Hastalığın başlangıcında, hasta genellikle herhangi bir semptomdan şikayet etmezken, laboratuvar araştırmaları osteomalazi riskini erken aşamalardan itibaren gösterebilir. Hastalık ilerlediğinde, etkilenen birey kemik ve kas ağrısından şikayet edebilir; Semptomatoloji genellikle kemiklerde, genellikle omurganın alt kısmını, pelvisi, kalçaları, bacakları veya kaburgaları etkileyen donuk bir ağrı olarak tanımlanır. Kemik ağrısı tipik olarak kemikler ve hareketler üzerine hafif bir basınçla şiddetlenir. Genellikle, radyografik bulgularda ağrının daha yoğun olduğu bölgelerde ince bir kırılma çizgisi vardır. Ek olarak, kas-iskelet sistemi ağrısına, belirsiz ve tereddütlü bir yürüyüş ve zayıf yürüme direnciyle, ton ve kas kuvvetinde bir azalma eşlik edebilir. Beklendiği gibi, özellikle yukarıda belirtilen alanlarda, spontan bile olsa mikro kemik kırılma riskini artırır.

Tedavi ve tedavi

Eğer güneş ışığına maruz kalma ve / veya yetersiz D vitamini alımı nedeniyle osteomalazi ortaya çıkarsa, bu vitaminin plazma seviyelerinin belirli gıda takviyeleri ile düzeltilmesi en iyi tedavi seçeneğidir. Genel olarak, osteomalazili insanlar birkaç hafta ila birkaç ay arasında değişen bir süre boyunca oral olarak D vitamini takviyesi alırlar (ergokalsiferol); sadece bazı durumlarda, örneğin D vitamininin bağırsaktan emilmesi tehlikeye girdiğinde veya pratiklik nedenleriyle intravenöz enjeksiyonla verilir.
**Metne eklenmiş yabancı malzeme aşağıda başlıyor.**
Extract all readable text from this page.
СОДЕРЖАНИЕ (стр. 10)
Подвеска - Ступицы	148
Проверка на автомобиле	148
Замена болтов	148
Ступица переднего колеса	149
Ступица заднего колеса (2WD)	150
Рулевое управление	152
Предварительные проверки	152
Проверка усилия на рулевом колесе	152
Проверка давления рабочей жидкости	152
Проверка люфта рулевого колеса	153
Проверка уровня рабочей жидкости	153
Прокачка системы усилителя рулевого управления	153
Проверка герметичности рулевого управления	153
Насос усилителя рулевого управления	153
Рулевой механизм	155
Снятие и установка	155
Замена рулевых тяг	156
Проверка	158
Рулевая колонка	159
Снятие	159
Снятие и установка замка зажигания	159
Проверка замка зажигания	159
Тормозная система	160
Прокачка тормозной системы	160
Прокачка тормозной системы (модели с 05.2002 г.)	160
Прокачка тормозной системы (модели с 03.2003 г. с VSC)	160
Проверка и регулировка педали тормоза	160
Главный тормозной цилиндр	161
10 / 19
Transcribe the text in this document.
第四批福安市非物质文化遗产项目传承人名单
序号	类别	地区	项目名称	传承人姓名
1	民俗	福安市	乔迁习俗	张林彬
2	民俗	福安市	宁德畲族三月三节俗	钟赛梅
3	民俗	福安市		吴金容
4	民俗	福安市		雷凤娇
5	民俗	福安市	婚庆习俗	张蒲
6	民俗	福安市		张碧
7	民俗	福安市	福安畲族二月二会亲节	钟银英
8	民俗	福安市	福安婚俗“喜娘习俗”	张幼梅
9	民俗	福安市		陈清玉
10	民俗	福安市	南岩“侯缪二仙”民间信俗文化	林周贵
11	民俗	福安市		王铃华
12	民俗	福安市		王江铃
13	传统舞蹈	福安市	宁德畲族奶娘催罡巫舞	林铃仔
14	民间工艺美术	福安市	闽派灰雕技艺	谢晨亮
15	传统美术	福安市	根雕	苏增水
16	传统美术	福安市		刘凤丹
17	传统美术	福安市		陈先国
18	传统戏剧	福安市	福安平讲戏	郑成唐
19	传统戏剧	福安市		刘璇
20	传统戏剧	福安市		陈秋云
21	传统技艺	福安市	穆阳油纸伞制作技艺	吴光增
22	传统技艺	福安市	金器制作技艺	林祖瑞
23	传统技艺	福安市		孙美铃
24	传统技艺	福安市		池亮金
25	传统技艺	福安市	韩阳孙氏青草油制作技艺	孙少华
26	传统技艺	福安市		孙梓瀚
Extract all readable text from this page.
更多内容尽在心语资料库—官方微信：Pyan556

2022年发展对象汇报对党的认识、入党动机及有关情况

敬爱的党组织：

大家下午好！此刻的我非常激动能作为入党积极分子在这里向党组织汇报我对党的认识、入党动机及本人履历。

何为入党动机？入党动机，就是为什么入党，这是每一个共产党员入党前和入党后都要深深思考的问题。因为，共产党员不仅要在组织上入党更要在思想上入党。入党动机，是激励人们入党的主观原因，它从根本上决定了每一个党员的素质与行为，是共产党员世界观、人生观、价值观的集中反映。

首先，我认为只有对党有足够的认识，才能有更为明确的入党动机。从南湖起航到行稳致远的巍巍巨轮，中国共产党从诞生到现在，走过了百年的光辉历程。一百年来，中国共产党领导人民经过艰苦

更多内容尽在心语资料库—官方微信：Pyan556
Tedavi dozu ve süresi, hastanın klinik, biyokimyasal ve radyolojik görüntüsündeki değişikliklere göre, aynı zamanda ilaçlar veya eşlik eden koşullar temelinde de (kalibre D vitamini varlığında kontrendikedir) dikkatlice kalibre edilmelidir. böbrek taşları, hiperkalsemi, hiperkalsiüri, ilkel hiperparatiroidizm veya digoksin ve tiyazid diüretikleri gibi ilaçlarla tedavi). Periyodik kalsemi testleri, mide-bağırsak rahatsızlıkları, kilo kaybı, sinirlilik, düşük dereceli ateş, soyulma, kuru cilt, damar ve özellikle renal kalsifikasyon gibi semptomlarla belirtilen herhangi bir D vitamini doz aşımı zehirlenmesini kapatabilir.

Spesifik D vitamini desteğinin yanı sıra, kandaki fosfor ve kalsiyum seviyeleri özellikle düşükse, bu mineraller de yeniden birleştirilebilir. Son olarak, eğer osteomalazi karaciğer veya böbrek gibi diğer hastalıkların sonucuysa, vitamin metabolizmasını oluşturan altta yatan patolojinin tedavisi osteomalazinin belirti ve semptomlarının iyileştirilmesine yardımcı olabilir. Bu durumlarda, ayrıca, aktif D vitamini eksikliklerinin (karaciğer yetmezliği durumunda kalsipediol, böbrek yetmezliği durumunda kalsitriol) uygulanması esastır. Son olarak, osteomalazi ile ilişkili bir ekzokrin pankreas yetmezliği varlığında, domuz pankreas özütlerine (pankreatin, creon, pankreas) dayalı yeterli bir ikame terapisine müdahale etmek gereklidir.